When we left Teigan and Jimmy in London we flew to Skopje, the capital of North Macedonia (pronounced and spelled by the locals Makedonia, with a hard K).  

Country map of Macedonia

Macedonia is a relatively new nation on the global map becoming independent in 1991 after the fall of Yugoslavia.  BCE they were a satrapy of the Persia Empire.  After several conquests, including by Bulgarians, they became part of the Ottoman empire in the middle ages, and eventually part of the Kingdom of Serbia.  After the fall of Yugoslavia they were named Former Yugoslavia Republic of Macedonia, like the Artist Formerly Known as Prince.  It took almost thirty years to resolve their name because Greece, a NATO and UN member, objected to them calling their country Macedonia, the same as the bordering Greek province. The former classical Hellas territory called Macedon now straddles the border between the two countries and each claim Philip II and his son Alexander the Great as theirs.  Only in 2018 did the two agree that the country be called North Macedonia.  

In Skopje our walking tour guide proudly claimed that Macedonians are a separate people from their neighbors.  She predicted that when we go to Bulgaria they will claim Macedonia as part of their culture.  But, she went on, Bulgarians are originally Thracians, while they are historic Macedons.  True enough, when we went to Bulgaria they acknowledged that 2500 years ago Thrace and Macedon were separate tribes, however, after Slavic invasions they assimilated the previous tribes. In addition, more recent history the region was part of a Bulgarian state. 

After visiting Bulgaria we drove south into Northern Greece where they claim that Macedonians are part of historic Hellas, ignoring that they were assimilated by the Slavs, as the Greeks were not.  

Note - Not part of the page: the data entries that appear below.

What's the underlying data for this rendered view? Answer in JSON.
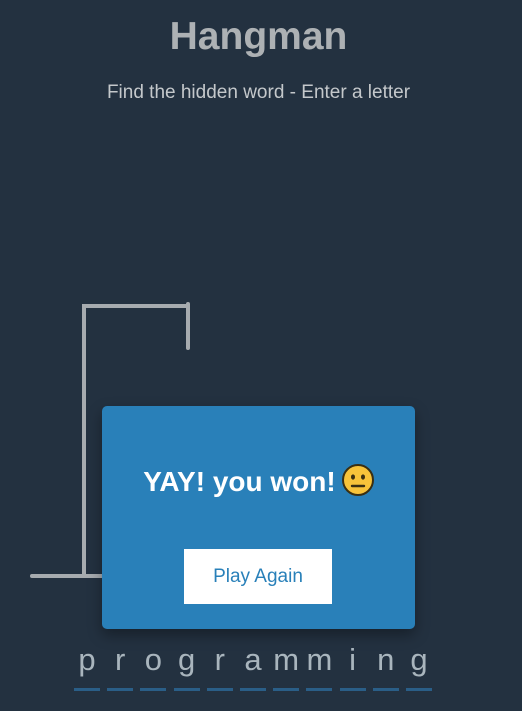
{
  "header": {
    "title": "Hangman",
    "subtitle": "Find the hidden word - Enter a letter"
  },
  "word": {
    "letters": [
      "p",
      "r",
      "o",
      "g",
      "r",
      "a",
      "m",
      "m",
      "i",
      "n",
      "g"
    ]
  },
  "popup": {
    "message": "YAY! you won!",
    "emoji_icon": "neutral-face-icon",
    "play_again_label": "Play Again"
  },
  "colors": {
    "background": "#233140",
    "popup": "#2980b9",
    "figure": "#a6abaf",
    "letter_underline": "#2a5e87"
  }
}
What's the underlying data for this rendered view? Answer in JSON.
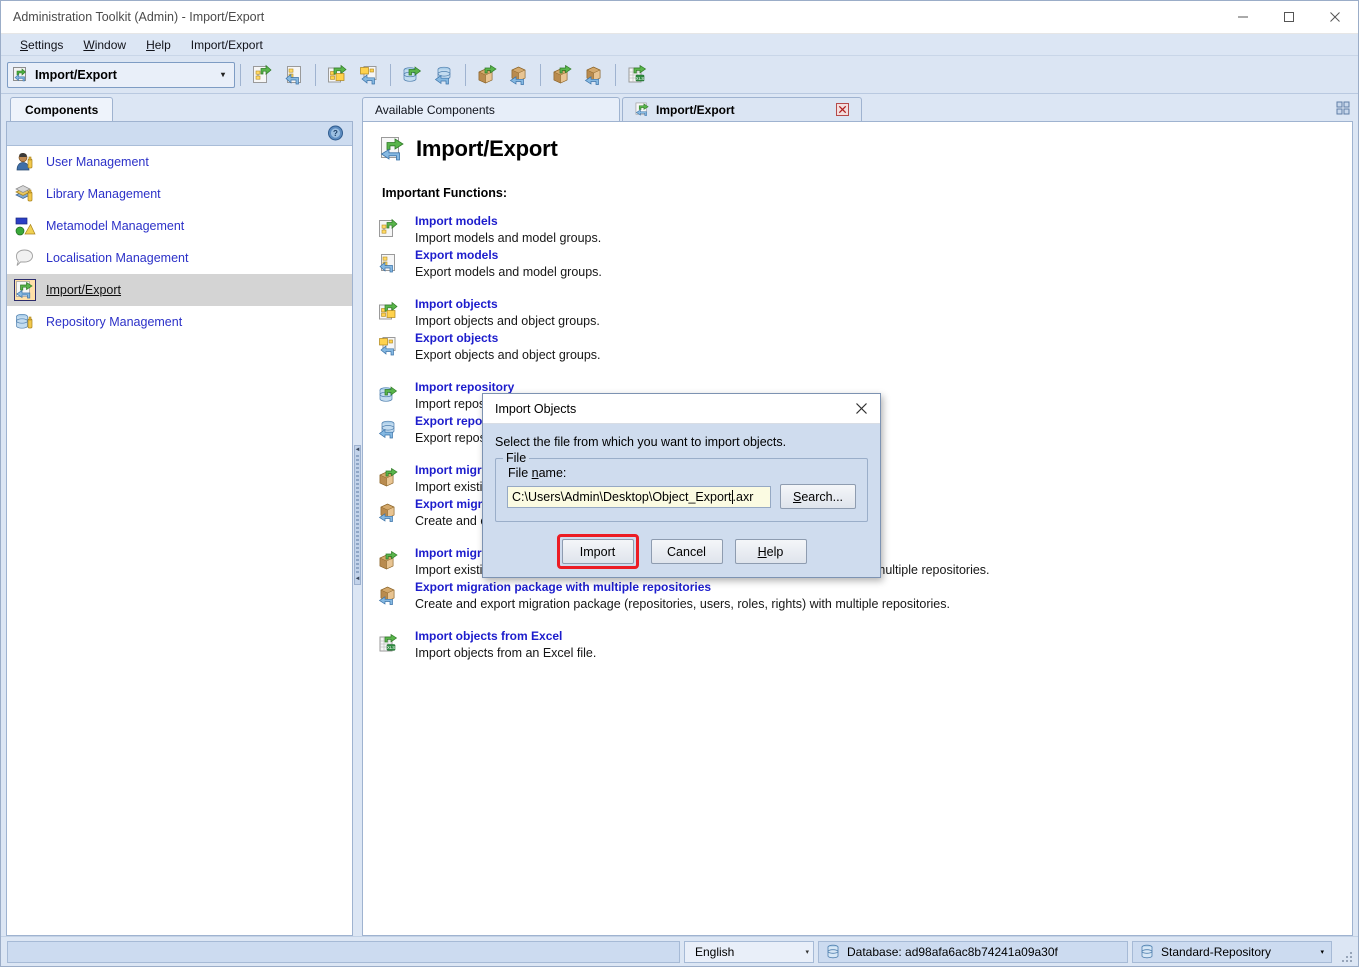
{
  "window": {
    "title": "Administration Toolkit (Admin) - Import/Export",
    "minimize_label": "—",
    "maximize_label": "☐",
    "close_label": "✕"
  },
  "menubar": {
    "items": [
      {
        "label": "Settings",
        "mnemonic": "S"
      },
      {
        "label": "Window",
        "mnemonic": "W"
      },
      {
        "label": "Help",
        "mnemonic": "H"
      },
      {
        "label": "Import/Export",
        "mnemonic": ""
      }
    ]
  },
  "toolbar": {
    "combo_value": "Import/Export",
    "combo_arrow": "▾",
    "buttons": [
      {
        "name": "import-models",
        "icon": "import-model-icon"
      },
      {
        "name": "export-models",
        "icon": "export-model-icon"
      },
      {
        "name": "import-objects",
        "icon": "import-object-icon"
      },
      {
        "name": "export-objects",
        "icon": "export-object-icon"
      },
      {
        "name": "import-repository",
        "icon": "import-repository-icon"
      },
      {
        "name": "export-repository",
        "icon": "export-repository-icon"
      },
      {
        "name": "import-migration-package",
        "icon": "import-package-icon"
      },
      {
        "name": "export-migration-package",
        "icon": "export-package-icon"
      },
      {
        "name": "import-migration-package-multi",
        "icon": "import-package-multi-icon"
      },
      {
        "name": "export-migration-package-multi",
        "icon": "export-package-multi-icon"
      },
      {
        "name": "import-objects-from-excel",
        "icon": "import-excel-icon"
      }
    ]
  },
  "sidebar": {
    "tab_label": "Components",
    "help_tooltip": "Help",
    "items": [
      {
        "label": "User Management",
        "icon": "user-management-icon",
        "selected": false
      },
      {
        "label": "Library Management",
        "icon": "library-management-icon",
        "selected": false
      },
      {
        "label": "Metamodel Management",
        "icon": "metamodel-management-icon",
        "selected": false
      },
      {
        "label": "Localisation Management",
        "icon": "localisation-management-icon",
        "selected": false
      },
      {
        "label": "Import/Export",
        "icon": "import-export-icon",
        "selected": true
      },
      {
        "label": "Repository Management",
        "icon": "repository-management-icon",
        "selected": false
      }
    ]
  },
  "main": {
    "tabs": [
      {
        "label": "Available Components",
        "active": false,
        "closable": false
      },
      {
        "label": "Import/Export",
        "active": true,
        "closable": true,
        "close_label": "☒"
      }
    ],
    "page_title": "Import/Export",
    "section_label": "Important Functions:",
    "functions": [
      {
        "link": "Import models",
        "desc": "Import models and model groups.",
        "icon": "import-model-icon",
        "group": 1
      },
      {
        "link": "Export models",
        "desc": "Export models and model groups.",
        "icon": "export-model-icon",
        "group": 1
      },
      {
        "link": "Import objects",
        "desc": "Import objects and object groups.",
        "icon": "import-object-icon",
        "group": 2
      },
      {
        "link": "Export objects",
        "desc": "Export objects and object groups.",
        "icon": "export-object-icon",
        "group": 2
      },
      {
        "link": "Import repository",
        "desc": "Import repository.",
        "icon": "import-repository-icon",
        "group": 3
      },
      {
        "link": "Export repository",
        "desc": "Export repository.",
        "icon": "export-repository-icon",
        "group": 3
      },
      {
        "link": "Import migration package",
        "desc": "Import existing migration package (repository, users, roles, rights).",
        "icon": "import-package-icon",
        "group": 4
      },
      {
        "link": "Export migration package",
        "desc": "Create and export migration package (repository, users, roles, rights).",
        "icon": "export-package-icon",
        "group": 4
      },
      {
        "link": "Import migration package with multiple repositories",
        "desc": "Import existing repository migration package (repositories, users, roles, rights) with multiple repositories.",
        "icon": "import-package-multi-icon",
        "group": 5
      },
      {
        "link": "Export migration package with multiple repositories",
        "desc": "Create and export migration package (repositories, users, roles, rights) with multiple repositories.",
        "icon": "export-package-multi-icon",
        "group": 5
      },
      {
        "link": "Import objects from Excel",
        "desc": "Import objects from an Excel file.",
        "icon": "import-excel-icon",
        "group": 6
      }
    ]
  },
  "dialog": {
    "title": "Import Objects",
    "close_label": "✕",
    "intro": "Select the file from which you want to import objects.",
    "fieldset_legend": "File",
    "file_label": "File name:",
    "file_value_before_caret": "C:\\Users\\Admin\\Desktop\\Object_Export",
    "file_value_after_caret": ".axr",
    "file_value": "C:\\Users\\Admin\\Desktop\\Object_Export.axr",
    "search_button": "Search...",
    "import_button": "Import",
    "cancel_button": "Cancel",
    "help_button": "Help",
    "highlight_color": "#ec1c24"
  },
  "statusbar": {
    "language": "English",
    "language_arrow": "▾",
    "database": "Database: ad98afa6ac8b74241a09a30f",
    "repository": "Standard-Repository",
    "repository_arrow": "▾"
  }
}
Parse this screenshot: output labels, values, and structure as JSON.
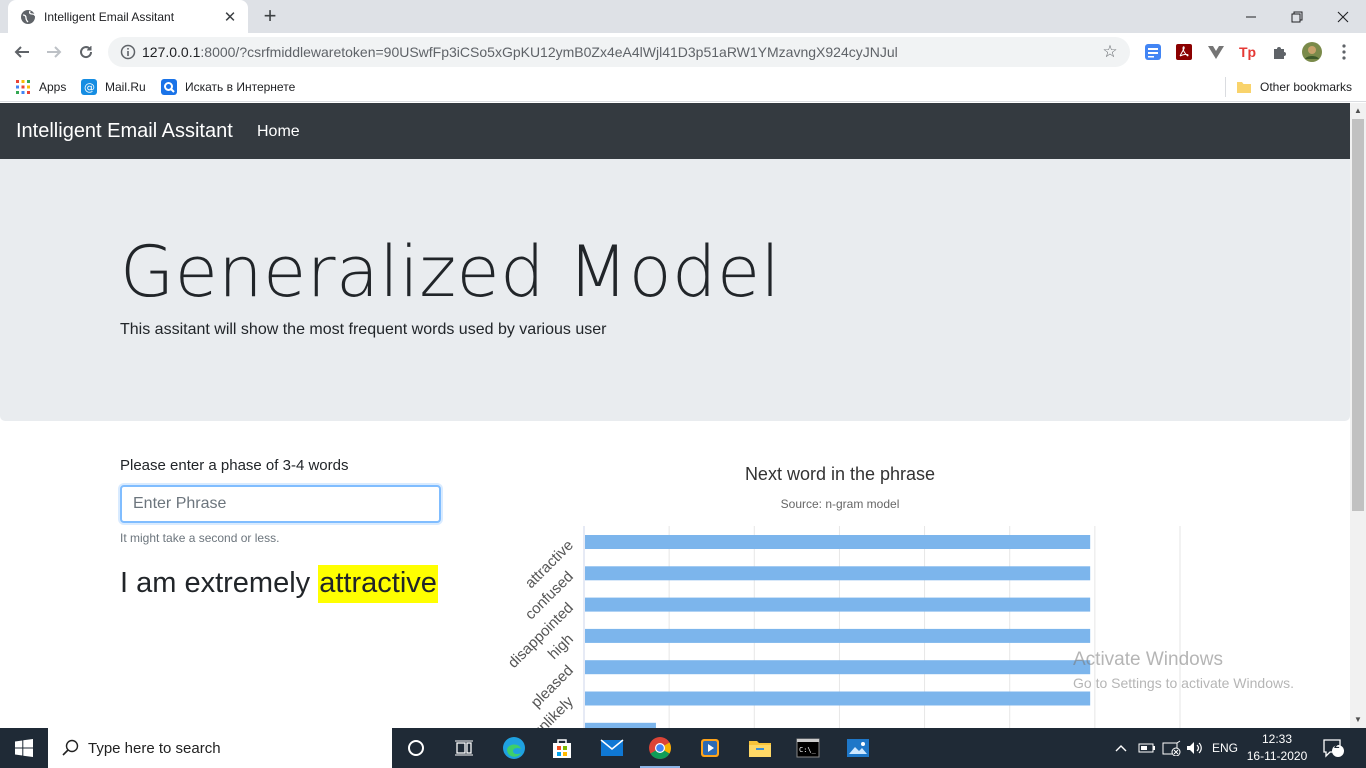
{
  "browser": {
    "tab_title": "Intelligent Email Assitant",
    "new_tab": "+",
    "url_host": "127.0.0.1",
    "url_rest": ":8000/?csrfmiddlewaretoken=90USwfFp3iCSo5xGpKU12ymB0Zx4eA4lWjl41D3p51aRW1YMzavngX924cyJNJul",
    "bookmarks": [
      "Apps",
      "Mail.Ru",
      "Искать в Интернете"
    ],
    "other_bookmarks": "Other bookmarks"
  },
  "navbar": {
    "brand": "Intelligent Email Assitant",
    "home": "Home"
  },
  "jumbotron": {
    "title": "Generalized Model",
    "subtitle": "This assitant will show the most frequent words used by various user"
  },
  "form": {
    "label": "Please enter a phase of 3-4 words",
    "placeholder": "Enter Phrase",
    "help": "It might take a second or less."
  },
  "result": {
    "text": "I am extremely",
    "highlight": "attractive"
  },
  "chart_data": {
    "type": "bar",
    "orientation": "horizontal",
    "title": "Next word in the phrase",
    "subtitle": "Source: n-gram model",
    "categories": [
      "attractive",
      "confused",
      "disappointed",
      "high",
      "pleased",
      "unlikely",
      ""
    ],
    "values": [
      0.89,
      0.89,
      0.89,
      0.89,
      0.89,
      0.89,
      0.125
    ],
    "xlim": [
      0,
      1.05
    ],
    "grid": true,
    "color": "#7cb5ec"
  },
  "watermark": {
    "line1": "Activate Windows",
    "line2": "Go to Settings to activate Windows."
  },
  "taskbar": {
    "search_placeholder": "Type here to search",
    "language": "ENG",
    "time": "12:33",
    "date": "16-11-2020",
    "notifications": "2"
  }
}
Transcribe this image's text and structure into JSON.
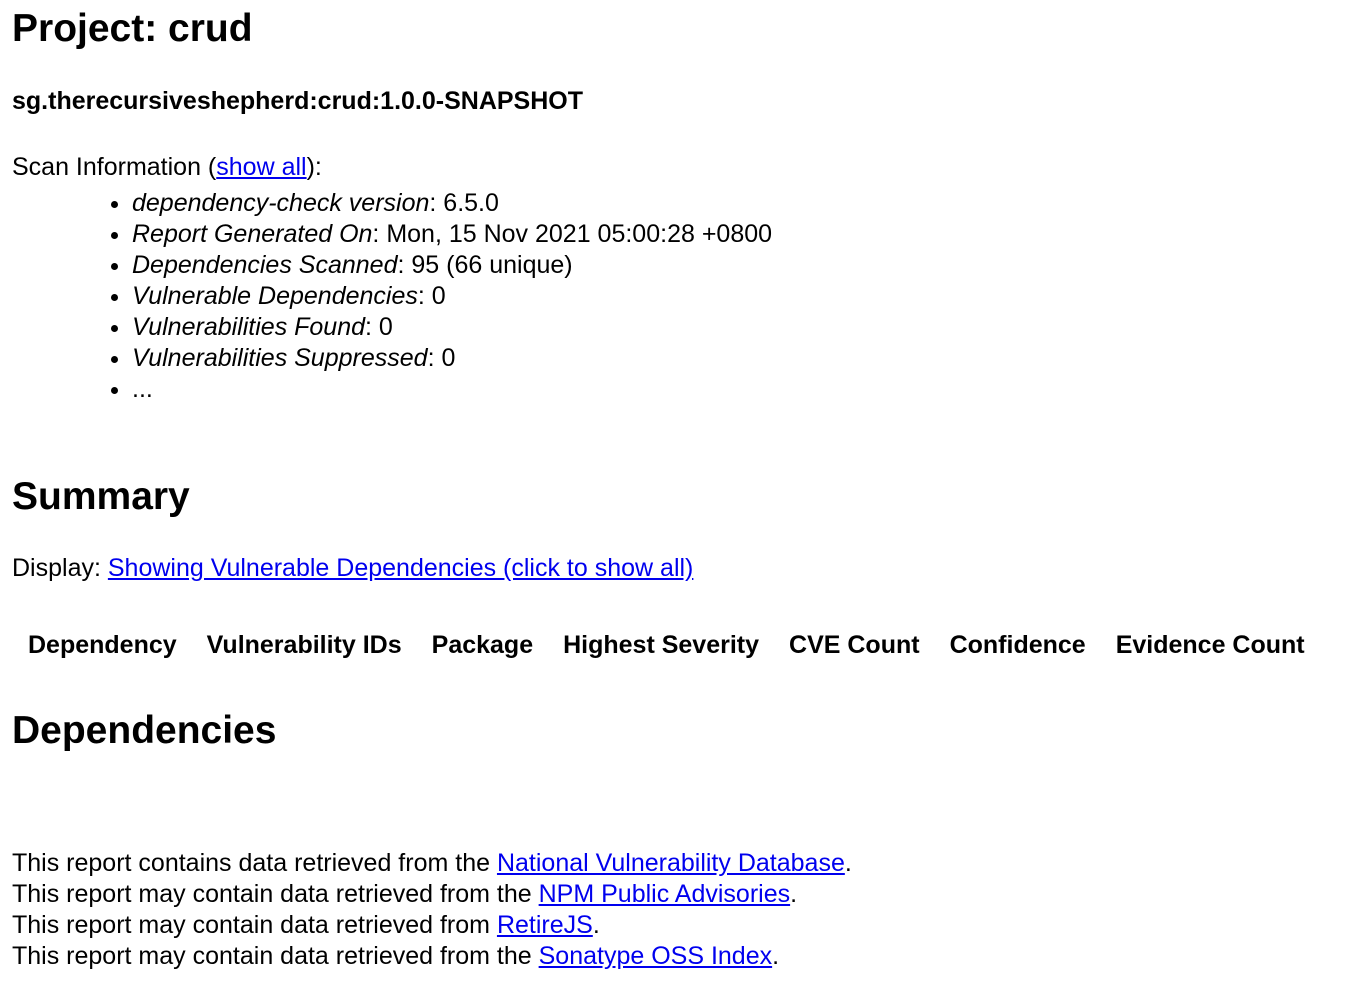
{
  "project": {
    "heading": "Project: crud",
    "artifact": "sg.therecursiveshepherd:crud:1.0.0-SNAPSHOT"
  },
  "scan_info": {
    "label_prefix": "Scan Information (",
    "show_all_link": "show all",
    "label_suffix": "):",
    "items": [
      {
        "key": "dependency-check version",
        "value": ": 6.5.0"
      },
      {
        "key": "Report Generated On",
        "value": ": Mon, 15 Nov 2021 05:00:28 +0800"
      },
      {
        "key": "Dependencies Scanned",
        "value": ": 95 (66 unique)"
      },
      {
        "key": "Vulnerable Dependencies",
        "value": ": 0"
      },
      {
        "key": "Vulnerabilities Found",
        "value": ": 0"
      },
      {
        "key": "Vulnerabilities Suppressed",
        "value": ": 0"
      },
      {
        "key": "",
        "value": "..."
      }
    ]
  },
  "summary": {
    "heading": "Summary",
    "display_label": "Display: ",
    "display_link": "Showing Vulnerable Dependencies (click to show all)",
    "columns": [
      "Dependency",
      "Vulnerability IDs",
      "Package",
      "Highest Severity",
      "CVE Count",
      "Confidence",
      "Evidence Count"
    ]
  },
  "dependencies": {
    "heading": "Dependencies"
  },
  "footer": {
    "lines": [
      {
        "prefix": "This report contains data retrieved from the ",
        "link": "National Vulnerability Database",
        "suffix": "."
      },
      {
        "prefix": "This report may contain data retrieved from the ",
        "link": "NPM Public Advisories",
        "suffix": "."
      },
      {
        "prefix": "This report may contain data retrieved from ",
        "link": "RetireJS",
        "suffix": "."
      },
      {
        "prefix": "This report may contain data retrieved from the ",
        "link": "Sonatype OSS Index",
        "suffix": "."
      }
    ]
  }
}
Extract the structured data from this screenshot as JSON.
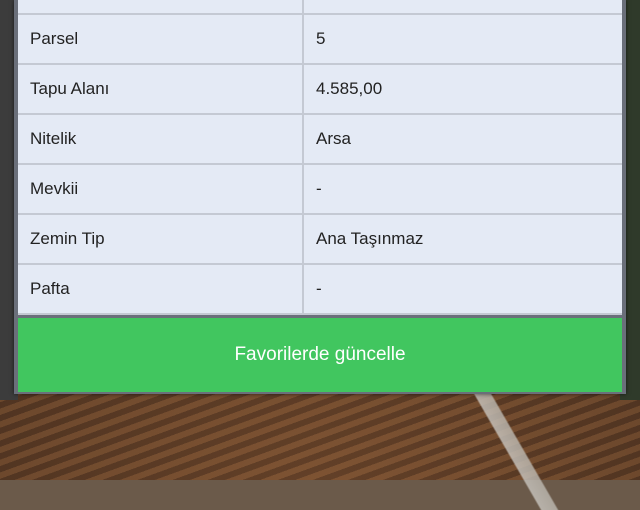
{
  "rows": [
    {
      "key": "",
      "value": ""
    },
    {
      "key": "Parsel",
      "value": "5"
    },
    {
      "key": "Tapu Alanı",
      "value": "4.585,00"
    },
    {
      "key": "Nitelik",
      "value": "Arsa"
    },
    {
      "key": "Mevkii",
      "value": "-"
    },
    {
      "key": "Zemin Tip",
      "value": "Ana Taşınmaz"
    },
    {
      "key": "Pafta",
      "value": "-"
    }
  ],
  "button": {
    "label": "Favorilerde güncelle"
  },
  "colors": {
    "button": "#41c65f",
    "row_bg": "#e4eaf5"
  }
}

The Balkans are still struggling to identify Who am I? and Where am I from? Are Slovenes Slavic or Italian or Austrian; is Kosovo part of Serbia or separate identity; are Albanians Christian or Muslim; is Serbia an outcast leader of former Yugoslavia or part of a family of sovereign nations; and are Macedonia, Bulgaria and Greek still tribes from 2500 years ago or separate nation states.  Time will tell how they continue with their self-identity.